Despite this rocky sibling connection, I thought it would be in dearest son's best interest to have a sibling. After all, who else will you be able to share those crazy family stories at holidays? And I love children. I adore being a mom. It seemed completely natural that we would try again. And it seemed completely natural that it would be as easy as it was the first time. Then we were made aware that nature works in many ways.

We tried. Several times. Three of those times I saw two lovely lines only to be followed by loss. I don't think I've ever been so devastated in my life.
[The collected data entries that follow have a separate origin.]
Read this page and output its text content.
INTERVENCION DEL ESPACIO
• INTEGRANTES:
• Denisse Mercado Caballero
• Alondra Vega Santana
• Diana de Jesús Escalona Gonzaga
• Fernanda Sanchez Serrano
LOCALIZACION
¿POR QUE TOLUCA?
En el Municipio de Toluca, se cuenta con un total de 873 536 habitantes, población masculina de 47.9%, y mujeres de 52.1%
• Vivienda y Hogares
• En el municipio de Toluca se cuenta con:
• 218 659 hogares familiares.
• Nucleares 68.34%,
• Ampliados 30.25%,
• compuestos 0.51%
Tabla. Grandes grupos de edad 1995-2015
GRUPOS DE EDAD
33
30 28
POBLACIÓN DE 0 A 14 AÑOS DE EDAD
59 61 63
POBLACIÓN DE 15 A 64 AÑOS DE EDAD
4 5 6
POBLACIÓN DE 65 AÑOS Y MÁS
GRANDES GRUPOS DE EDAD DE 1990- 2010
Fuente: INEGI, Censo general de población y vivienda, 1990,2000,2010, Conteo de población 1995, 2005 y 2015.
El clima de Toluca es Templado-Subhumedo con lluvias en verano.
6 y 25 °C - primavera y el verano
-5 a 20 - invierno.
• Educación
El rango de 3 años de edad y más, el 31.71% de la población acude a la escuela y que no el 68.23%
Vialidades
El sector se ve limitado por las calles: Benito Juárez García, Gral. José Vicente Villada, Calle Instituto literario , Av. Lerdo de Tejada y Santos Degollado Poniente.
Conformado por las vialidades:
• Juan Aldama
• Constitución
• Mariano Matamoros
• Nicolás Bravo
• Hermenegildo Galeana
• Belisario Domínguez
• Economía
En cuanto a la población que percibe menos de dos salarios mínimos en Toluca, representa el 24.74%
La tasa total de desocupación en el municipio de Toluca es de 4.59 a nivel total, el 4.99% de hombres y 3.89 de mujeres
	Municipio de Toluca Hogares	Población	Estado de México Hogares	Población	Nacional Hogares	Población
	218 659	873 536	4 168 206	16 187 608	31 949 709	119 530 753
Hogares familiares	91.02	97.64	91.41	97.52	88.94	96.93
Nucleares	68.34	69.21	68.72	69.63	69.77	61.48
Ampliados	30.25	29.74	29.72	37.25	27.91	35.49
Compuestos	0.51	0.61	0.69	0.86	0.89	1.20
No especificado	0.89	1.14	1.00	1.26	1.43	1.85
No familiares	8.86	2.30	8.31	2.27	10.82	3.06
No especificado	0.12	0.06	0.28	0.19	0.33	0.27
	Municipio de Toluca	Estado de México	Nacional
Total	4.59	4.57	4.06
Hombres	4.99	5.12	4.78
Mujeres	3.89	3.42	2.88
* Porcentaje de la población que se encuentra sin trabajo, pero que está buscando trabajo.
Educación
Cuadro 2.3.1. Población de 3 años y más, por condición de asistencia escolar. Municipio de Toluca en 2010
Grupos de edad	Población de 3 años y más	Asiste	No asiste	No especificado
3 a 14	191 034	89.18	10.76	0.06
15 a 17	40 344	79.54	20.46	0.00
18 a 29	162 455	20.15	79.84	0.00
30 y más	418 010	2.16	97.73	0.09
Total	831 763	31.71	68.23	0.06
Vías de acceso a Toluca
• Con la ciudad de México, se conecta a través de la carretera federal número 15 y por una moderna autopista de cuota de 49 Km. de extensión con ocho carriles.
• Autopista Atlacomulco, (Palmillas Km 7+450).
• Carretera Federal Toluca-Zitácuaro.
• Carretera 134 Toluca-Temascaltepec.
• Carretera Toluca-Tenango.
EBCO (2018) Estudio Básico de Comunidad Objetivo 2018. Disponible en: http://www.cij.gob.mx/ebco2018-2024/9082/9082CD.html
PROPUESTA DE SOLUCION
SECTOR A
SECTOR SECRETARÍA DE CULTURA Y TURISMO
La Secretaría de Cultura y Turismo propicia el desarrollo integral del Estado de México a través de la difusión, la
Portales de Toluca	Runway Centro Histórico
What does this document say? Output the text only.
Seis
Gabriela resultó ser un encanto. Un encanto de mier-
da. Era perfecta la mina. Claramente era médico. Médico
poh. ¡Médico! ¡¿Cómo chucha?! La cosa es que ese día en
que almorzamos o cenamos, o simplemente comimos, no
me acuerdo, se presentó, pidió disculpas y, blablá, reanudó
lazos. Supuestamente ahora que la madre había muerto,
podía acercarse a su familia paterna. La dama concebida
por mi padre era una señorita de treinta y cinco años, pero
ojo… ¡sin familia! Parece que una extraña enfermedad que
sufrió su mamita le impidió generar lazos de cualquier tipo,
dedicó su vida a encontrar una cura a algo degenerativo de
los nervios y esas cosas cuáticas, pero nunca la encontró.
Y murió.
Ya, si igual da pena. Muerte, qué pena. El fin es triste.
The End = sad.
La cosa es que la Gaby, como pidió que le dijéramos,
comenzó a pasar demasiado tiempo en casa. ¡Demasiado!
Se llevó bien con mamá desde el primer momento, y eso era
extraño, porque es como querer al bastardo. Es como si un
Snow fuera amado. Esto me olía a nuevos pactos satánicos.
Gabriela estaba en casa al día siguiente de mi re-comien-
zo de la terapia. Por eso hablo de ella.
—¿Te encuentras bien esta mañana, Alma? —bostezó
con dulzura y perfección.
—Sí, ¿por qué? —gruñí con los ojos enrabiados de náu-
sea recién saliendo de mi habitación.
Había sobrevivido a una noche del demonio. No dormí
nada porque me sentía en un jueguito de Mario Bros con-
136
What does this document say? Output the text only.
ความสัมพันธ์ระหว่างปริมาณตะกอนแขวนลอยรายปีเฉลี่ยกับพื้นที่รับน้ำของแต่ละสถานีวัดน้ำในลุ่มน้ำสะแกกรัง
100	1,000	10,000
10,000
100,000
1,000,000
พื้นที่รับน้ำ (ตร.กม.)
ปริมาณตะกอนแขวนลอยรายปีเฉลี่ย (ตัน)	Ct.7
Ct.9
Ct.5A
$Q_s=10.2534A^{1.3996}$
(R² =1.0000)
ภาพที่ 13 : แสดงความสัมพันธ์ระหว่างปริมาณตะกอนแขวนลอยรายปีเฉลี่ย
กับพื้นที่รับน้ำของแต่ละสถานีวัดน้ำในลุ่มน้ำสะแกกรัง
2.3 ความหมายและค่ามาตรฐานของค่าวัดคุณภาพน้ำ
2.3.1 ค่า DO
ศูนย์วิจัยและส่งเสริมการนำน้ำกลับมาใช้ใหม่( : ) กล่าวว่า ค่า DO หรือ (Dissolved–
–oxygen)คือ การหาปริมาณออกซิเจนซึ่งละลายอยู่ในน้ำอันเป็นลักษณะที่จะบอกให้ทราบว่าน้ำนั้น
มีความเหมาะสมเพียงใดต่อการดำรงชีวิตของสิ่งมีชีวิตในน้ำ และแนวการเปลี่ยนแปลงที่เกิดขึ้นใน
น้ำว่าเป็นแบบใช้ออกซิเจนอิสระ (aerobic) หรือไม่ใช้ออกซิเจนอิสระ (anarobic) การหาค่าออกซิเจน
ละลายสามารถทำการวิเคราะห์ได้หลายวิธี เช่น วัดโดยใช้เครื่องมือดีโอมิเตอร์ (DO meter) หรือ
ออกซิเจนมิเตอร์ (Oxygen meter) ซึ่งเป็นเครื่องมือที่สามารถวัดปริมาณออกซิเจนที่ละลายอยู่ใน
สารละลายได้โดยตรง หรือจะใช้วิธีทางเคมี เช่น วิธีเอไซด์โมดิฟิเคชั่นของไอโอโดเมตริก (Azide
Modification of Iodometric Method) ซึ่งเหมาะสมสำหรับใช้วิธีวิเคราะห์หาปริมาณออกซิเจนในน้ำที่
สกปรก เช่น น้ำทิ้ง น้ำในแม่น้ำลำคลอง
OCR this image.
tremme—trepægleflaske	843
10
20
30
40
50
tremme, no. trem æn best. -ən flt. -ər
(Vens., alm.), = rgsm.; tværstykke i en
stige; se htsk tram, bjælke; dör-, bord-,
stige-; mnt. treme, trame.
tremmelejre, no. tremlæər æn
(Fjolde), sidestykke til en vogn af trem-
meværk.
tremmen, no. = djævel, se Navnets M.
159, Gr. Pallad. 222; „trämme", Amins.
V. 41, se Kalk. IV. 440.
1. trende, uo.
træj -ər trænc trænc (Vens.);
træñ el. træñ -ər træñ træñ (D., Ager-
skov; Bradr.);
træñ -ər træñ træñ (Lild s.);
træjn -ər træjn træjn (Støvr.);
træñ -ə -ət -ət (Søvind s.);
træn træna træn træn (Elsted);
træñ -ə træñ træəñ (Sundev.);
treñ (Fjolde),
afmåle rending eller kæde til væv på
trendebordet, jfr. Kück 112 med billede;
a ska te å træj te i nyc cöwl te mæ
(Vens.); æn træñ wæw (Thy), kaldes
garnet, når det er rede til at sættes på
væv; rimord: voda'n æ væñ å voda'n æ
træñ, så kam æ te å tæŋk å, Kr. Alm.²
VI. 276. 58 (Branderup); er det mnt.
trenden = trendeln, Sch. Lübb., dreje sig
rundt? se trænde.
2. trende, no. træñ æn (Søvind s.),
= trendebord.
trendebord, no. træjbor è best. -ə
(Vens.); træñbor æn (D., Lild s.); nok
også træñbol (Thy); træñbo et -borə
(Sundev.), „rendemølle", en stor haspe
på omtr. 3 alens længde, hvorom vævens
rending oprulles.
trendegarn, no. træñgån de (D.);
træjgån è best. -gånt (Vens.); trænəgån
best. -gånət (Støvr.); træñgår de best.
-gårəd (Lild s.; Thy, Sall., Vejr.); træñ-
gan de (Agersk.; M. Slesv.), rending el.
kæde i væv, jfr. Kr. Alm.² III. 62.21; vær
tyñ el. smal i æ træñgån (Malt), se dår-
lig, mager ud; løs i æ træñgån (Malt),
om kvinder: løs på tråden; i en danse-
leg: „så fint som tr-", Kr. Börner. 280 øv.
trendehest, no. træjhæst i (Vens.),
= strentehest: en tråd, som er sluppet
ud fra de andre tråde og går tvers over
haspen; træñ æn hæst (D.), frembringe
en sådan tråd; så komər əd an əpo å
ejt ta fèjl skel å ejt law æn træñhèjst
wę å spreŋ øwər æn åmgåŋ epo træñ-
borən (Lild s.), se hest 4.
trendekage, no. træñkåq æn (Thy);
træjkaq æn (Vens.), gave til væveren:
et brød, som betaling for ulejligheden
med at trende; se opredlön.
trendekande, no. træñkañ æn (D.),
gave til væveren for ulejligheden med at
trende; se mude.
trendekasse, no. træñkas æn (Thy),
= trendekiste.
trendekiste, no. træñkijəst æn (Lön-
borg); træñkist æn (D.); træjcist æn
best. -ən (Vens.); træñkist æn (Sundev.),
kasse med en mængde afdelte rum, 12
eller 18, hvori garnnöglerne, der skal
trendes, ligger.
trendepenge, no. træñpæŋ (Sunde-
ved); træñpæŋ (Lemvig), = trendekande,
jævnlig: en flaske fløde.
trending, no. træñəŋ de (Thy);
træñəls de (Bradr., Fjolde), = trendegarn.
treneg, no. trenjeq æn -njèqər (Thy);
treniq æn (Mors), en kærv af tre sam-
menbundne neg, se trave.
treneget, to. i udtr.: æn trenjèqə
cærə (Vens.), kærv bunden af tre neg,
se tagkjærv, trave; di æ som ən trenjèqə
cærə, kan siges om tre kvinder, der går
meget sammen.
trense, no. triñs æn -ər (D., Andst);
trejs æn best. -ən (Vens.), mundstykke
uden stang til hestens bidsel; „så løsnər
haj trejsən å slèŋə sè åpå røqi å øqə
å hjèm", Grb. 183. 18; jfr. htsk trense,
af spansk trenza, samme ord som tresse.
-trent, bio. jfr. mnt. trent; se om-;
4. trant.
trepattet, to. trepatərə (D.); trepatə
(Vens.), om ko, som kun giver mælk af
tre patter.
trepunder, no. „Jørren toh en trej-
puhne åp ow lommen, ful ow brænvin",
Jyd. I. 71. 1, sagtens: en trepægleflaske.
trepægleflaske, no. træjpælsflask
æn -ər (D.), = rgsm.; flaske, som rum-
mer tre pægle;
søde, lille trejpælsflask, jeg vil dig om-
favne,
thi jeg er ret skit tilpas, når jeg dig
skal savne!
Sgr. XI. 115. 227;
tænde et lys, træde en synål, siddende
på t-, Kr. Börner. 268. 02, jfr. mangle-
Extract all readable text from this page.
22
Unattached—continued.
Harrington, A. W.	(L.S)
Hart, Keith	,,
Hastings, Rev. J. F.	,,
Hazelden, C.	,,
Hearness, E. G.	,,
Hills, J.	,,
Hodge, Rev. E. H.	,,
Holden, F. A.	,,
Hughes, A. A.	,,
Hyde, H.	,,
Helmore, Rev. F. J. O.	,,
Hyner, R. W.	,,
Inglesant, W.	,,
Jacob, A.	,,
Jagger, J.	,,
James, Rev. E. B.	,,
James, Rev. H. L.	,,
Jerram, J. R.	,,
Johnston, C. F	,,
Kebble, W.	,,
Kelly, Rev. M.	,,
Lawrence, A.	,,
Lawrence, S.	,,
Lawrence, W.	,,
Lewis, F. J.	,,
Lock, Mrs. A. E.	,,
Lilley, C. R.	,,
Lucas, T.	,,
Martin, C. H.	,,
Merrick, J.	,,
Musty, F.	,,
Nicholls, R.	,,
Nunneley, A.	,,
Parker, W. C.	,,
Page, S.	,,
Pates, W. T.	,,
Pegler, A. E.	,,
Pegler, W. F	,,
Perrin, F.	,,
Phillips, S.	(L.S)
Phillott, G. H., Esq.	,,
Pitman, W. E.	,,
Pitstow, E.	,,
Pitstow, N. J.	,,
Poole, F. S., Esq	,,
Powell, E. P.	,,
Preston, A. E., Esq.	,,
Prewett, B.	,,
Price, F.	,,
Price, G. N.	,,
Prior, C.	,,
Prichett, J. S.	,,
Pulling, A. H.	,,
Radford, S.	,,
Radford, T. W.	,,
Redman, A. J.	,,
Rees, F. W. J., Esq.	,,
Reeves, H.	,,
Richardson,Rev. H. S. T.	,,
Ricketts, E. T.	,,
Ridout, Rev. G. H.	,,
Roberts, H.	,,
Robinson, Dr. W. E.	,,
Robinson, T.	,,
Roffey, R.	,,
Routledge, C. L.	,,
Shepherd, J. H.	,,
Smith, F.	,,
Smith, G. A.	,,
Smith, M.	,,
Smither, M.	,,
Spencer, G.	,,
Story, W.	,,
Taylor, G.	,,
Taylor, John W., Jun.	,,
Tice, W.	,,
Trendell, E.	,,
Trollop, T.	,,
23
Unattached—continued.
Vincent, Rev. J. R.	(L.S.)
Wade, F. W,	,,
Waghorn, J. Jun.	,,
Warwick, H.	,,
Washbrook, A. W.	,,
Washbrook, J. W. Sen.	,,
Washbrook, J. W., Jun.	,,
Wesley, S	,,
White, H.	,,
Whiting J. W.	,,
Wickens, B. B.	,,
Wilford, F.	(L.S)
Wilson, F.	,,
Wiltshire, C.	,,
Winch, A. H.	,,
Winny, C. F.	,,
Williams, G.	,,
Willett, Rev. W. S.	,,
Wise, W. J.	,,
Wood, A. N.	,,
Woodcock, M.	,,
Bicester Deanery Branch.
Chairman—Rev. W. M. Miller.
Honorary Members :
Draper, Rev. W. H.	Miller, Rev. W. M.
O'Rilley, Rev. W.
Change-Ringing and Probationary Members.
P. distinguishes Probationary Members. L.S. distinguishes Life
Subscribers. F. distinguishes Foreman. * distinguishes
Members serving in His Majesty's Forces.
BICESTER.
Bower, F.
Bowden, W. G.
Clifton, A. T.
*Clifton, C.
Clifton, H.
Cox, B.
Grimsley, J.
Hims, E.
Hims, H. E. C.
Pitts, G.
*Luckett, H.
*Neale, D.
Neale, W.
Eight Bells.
But time does heal all wounds, and we tried again, with no success. This last venture dearest spouse and I made an agreement: if I became pregnant, we would embrace another child and live happily ever after. If I didn't become pregnant, we would embrace our only child and live happily ever after. I didn't become pregnant, and now dearest son will be an only child. And I'm really OK with that.

So there's the background. It stands to reason that the ride with an only child is probably not as wild as it is with several children, but knowing my dearest spouse and myself, it's going to be pretty crazy all the same. Enjoy!